Warren Buffett values companies with strong brands: Should you?
Coca-Cola, American Express, Heinz, Warren Buffett is a well-known advocate of buying and holding familiar companies with strong brands. “The dynamics of capitalism guarantee that competitors will repeatedly assault any business ‘castle’ that is earning high returns,” he wrote in 2007. “Therefore a formidable barrier such as a company being the low-cost producer or possessing a powerful world-wide brand is essential for sustained success.”
The long-term returns that such “brand” businesses (typically consumer goods firms) have delivered investors have been substantial. The Walt Disney Company has risen 919 per cent since 1990, Coca-Cola by 808 per cent, and Colgate 1,724 per cent against the S&P 500’s 460 per cent. In the UK, firms like Diageo and Unilever have also done well over the long term.
Brand-name businesses aren’t immune from the forces that buffet other companies, of course. But proponents of buying and holding them argue that, because they tend to sell non-discretionary products or services, they are typically less cyclical than other investments. Well-managed brand-name companies are also likely to deliver steady earnings growth, even if nothing spectacular (although more aspirational brands with appeal in emerging markets have grown rapidly in recent years).
“I do believe there is a very strong case for backing quality consumer brands. Brand loyalty is a powerful intangible asset that provides a very high barrier to competition and powerful counterbalance to price,” says Jason Hollands of Tilney Bestinvest. While wary of “highly commoditised businesses where margins are thin and where a company can be vulnerable to aggressive pricing strategies from new entrants”, Hollands is positive on the likes of Unilever, L’Oreal and luxury brands group Richemont.
But is it really the brand as such that is driving value for investors? Research by brand valuation consultancy Brand Finance suggests that it is.
Intangibles
Intangible assets, like brands, are clearly hard to value. Can you put a price on name recognition or customer loyalty, or attribute a value to stronger employee retention? During mergers and acquisitions, intangibles will be capitalised, but otherwise “brand value” will not be listed on a company’s balance sheet. There are, however, standards by which brand values can be estimated and valuation agencies, both independent firms and big marketing networks, use them alongside proprietary measures to come up with specific numbers.

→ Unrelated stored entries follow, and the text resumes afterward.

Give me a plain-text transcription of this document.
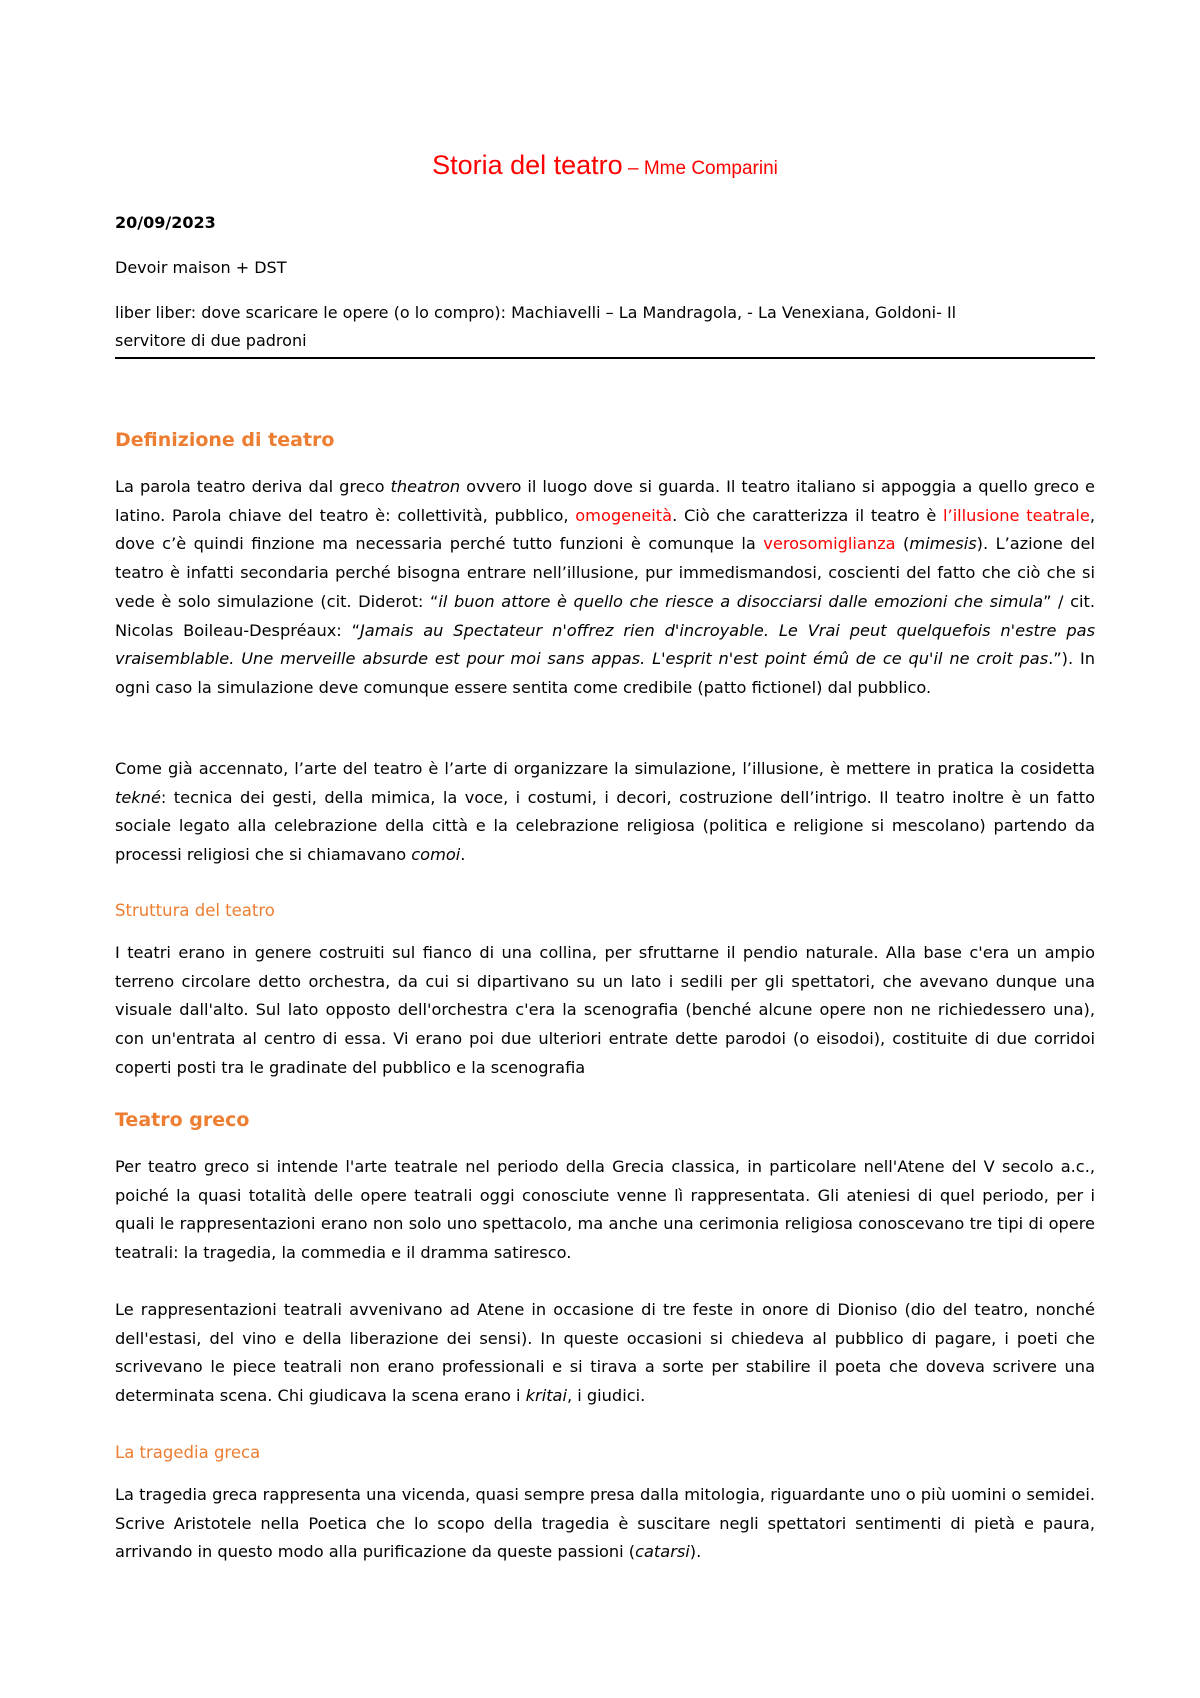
Storia del teatro – Mme Comparini
20/09/2023
Devoir maison + DST
liber liber: dove scaricare le opere (o lo compro): Machiavelli – La Mandragola, - La Venexiana, Goldoni- Il
servitore di due padroni
Definizione di teatro
La parola teatro deriva dal greco theatron ovvero il luogo dove si guarda. Il teatro italiano si appoggia a quello greco e latino. Parola chiave del teatro è: collettività, pubblico, omogeneità. Ciò che caratterizza il teatro è l’illusione teatrale, dove c’è quindi finzione ma necessaria perché tutto funzioni è comunque la verosomiglianza (mimesis). L’azione del teatro è infatti secondaria perché bisogna entrare nell’illusione, pur immedismandosi, coscienti del fatto che ciò che si vede è solo simulazione (cit. Diderot: “il buon attore è quello che riesce a disocciarsi dalle emozioni che simula” / cit. Nicolas Boileau-Despréaux: “Jamais au Spectateur n'offrez rien d'incroyable. Le Vrai peut quelquefois n'estre pas vraisemblable. Une merveille absurde est pour moi sans appas. L'esprit n'est point émû de ce qu'il ne croit pas.”). In ogni caso la simulazione deve comunque essere sentita come credibile (patto fictionel) dal pubblico.
Come già accennato, l’arte del teatro è l’arte di organizzare la simulazione, l’illusione, è mettere in pratica la cosidetta tekné: tecnica dei gesti, della mimica, la voce, i costumi, i decori, costruzione dell’intrigo. Il teatro inoltre è un fatto sociale legato alla celebrazione della città e la celebrazione religiosa (politica e religione si mescolano) partendo da processi religiosi che si chiamavano comoi.
Struttura del teatro
I teatri erano in genere costruiti sul fianco di una collina, per sfruttarne il pendio naturale. Alla base c'era un ampio terreno circolare detto orchestra, da cui si dipartivano su un lato i sedili per gli spettatori, che avevano dunque una visuale dall'alto. Sul lato opposto dell'orchestra c'era la scenografia (benché alcune opere non ne richiedessero una), con un'entrata al centro di essa. Vi erano poi due ulteriori entrate dette parodoi (o eisodoi), costituite di due corridoi coperti posti tra le gradinate del pubblico e la scenografia
Teatro greco
Per teatro greco si intende l'arte teatrale nel periodo della Grecia classica, in particolare nell'Atene del V secolo a.c., poiché la quasi totalità delle opere teatrali oggi conosciute venne lì rappresentata. Gli ateniesi di quel periodo, per i quali le rappresentazioni erano non solo uno spettacolo, ma anche una cerimonia religiosa conoscevano tre tipi di opere teatrali: la tragedia, la commedia e il dramma satiresco.
Le rappresentazioni teatrali avvenivano ad Atene in occasione di tre feste in onore di Dioniso (dio del teatro, nonché dell'estasi, del vino e della liberazione dei sensi). In queste occasioni si chiedeva al pubblico di pagare, i poeti che scrivevano le piece teatrali non erano professionali e si tirava a sorte per stabilire il poeta che doveva scrivere una determinata scena. Chi giudicava la scena erano i kritai, i giudici.
La tragedia greca
La tragedia greca rappresenta una vicenda, quasi sempre presa dalla mitologia, riguardante uno o più uomini o semidei. Scrive Aristotele nella Poetica che lo scopo della tragedia è suscitare negli spettatori sentimenti di pietà e paura, arrivando in questo modo alla purificazione da queste passioni (catarsi).
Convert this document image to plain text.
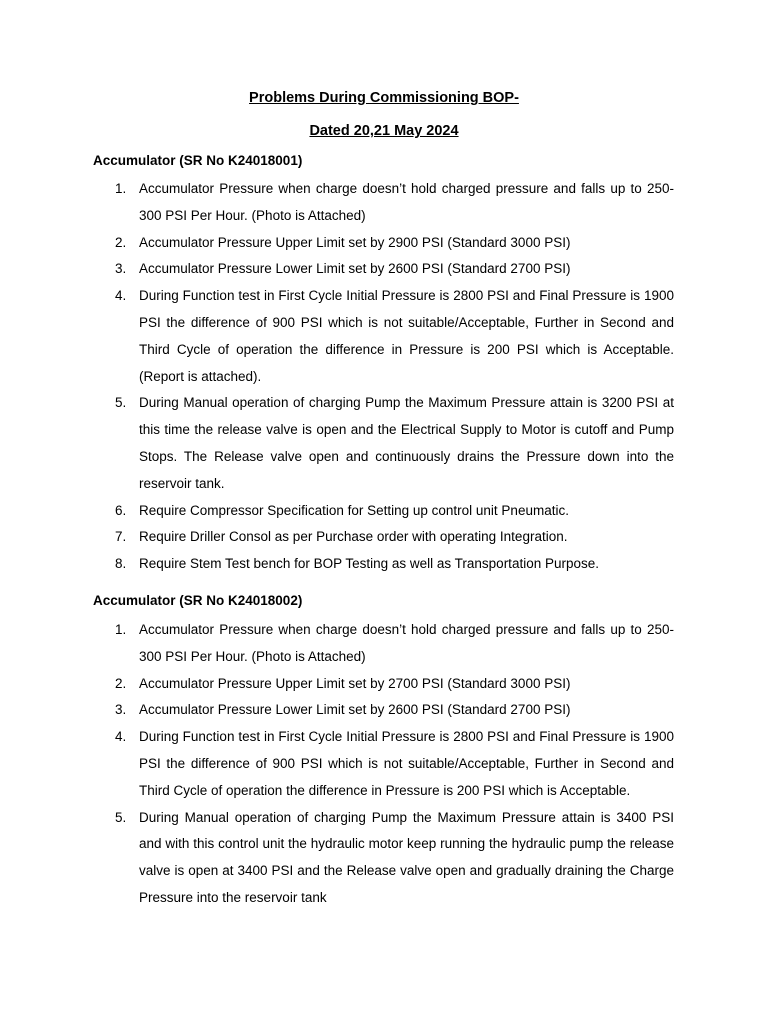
Problems During Commissioning BOP-
Dated 20,21 May 2024
Accumulator (SR No K24018001)
1. Accumulator Pressure when charge doesn’t hold charged pressure and falls up to 250-300 PSI Per Hour. (Photo is Attached)
2. Accumulator Pressure Upper Limit set by 2900 PSI (Standard 3000 PSI)
3. Accumulator Pressure Lower Limit set by 2600 PSI (Standard 2700 PSI)
4. During Function test in First Cycle Initial Pressure is 2800 PSI and Final Pressure is 1900 PSI the difference of 900 PSI which is not suitable/Acceptable, Further in Second and Third Cycle of operation the difference in Pressure is 200 PSI which is Acceptable. (Report is attached).
5. During Manual operation of charging Pump the Maximum Pressure attain is 3200 PSI at this time the release valve is open and the Electrical Supply to Motor is cutoff and Pump Stops. The Release valve open and continuously drains the Pressure down into the reservoir tank.
6. Require Compressor Specification for Setting up control unit Pneumatic.
7. Require Driller Consol as per Purchase order with operating Integration.
8. Require Stem Test bench for BOP Testing as well as Transportation Purpose.
Accumulator (SR No K24018002)
1. Accumulator Pressure when charge doesn’t hold charged pressure and falls up to 250-300 PSI Per Hour. (Photo is Attached)
2. Accumulator Pressure Upper Limit set by 2700 PSI (Standard 3000 PSI)
3. Accumulator Pressure Lower Limit set by 2600 PSI (Standard 2700 PSI)
4. During Function test in First Cycle Initial Pressure is 2800 PSI and Final Pressure is 1900 PSI the difference of 900 PSI which is not suitable/Acceptable, Further in Second and Third Cycle of operation the difference in Pressure is 200 PSI which is Acceptable.
5. During Manual operation of charging Pump the Maximum Pressure attain is 3400 PSI and with this control unit the hydraulic motor keep running the hydraulic pump the release valve is open at 3400 PSI and the Release valve open and gradually draining the Charge Pressure into the reservoir tank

This week, for example, Brand Finance released its Global 500 2016 report, an analysis of the world’s most valuable brands. Apple came out on top in terms of raw value: its brand estimate for 2016 was a huge $145.9bn, a rise of 14 per cent from 2015. Other top-ranking firms included Google ($94.18bn), Samsung ($83.18bn), Amazon ($69.64bn), and Microsoft ($67.26bn).
The consultancy also has its own measure of brand strength, which scores brands out of 100 and which is then used to give firms a credit rating agency-like letter grade – from D to AAA+. Disney came out on top in 2016, followed by Lego, L’Oreal, PwC and McKinsey.
So far, so interesting. But how does this relate to the stock market?
Outperformance
Brand Finance has looked at the retrospective performance of those companies that, between 2007 and 2015, had a brand value that was at least 30 per cent of their total “enterprise value” (simply the value of the whole company). According to its research, compared to an average return across the S&P 500 of 49 per cent between 2007 and 2015, investors could have generated returns of 94 per cent just by picking those “highly branded firms”.
Of course, these figures are a snapshot, and eight years is probably not a long enough period over which to establish anything for certain. Hollands points out that lots of factors could have meant that consumer goods companies outperformed since 2007, including ultra-accommodative monetary policy. “Low rates have kept consumers shopping rather than saving or deleveraging their balance sheets, and rising asset prices have made those with wealth wealthier and more inclined to spend, spend, spend on branded goods”.
Nevertheless, the figures provide food for thought, particularly in an environment in which returns are hard to come by.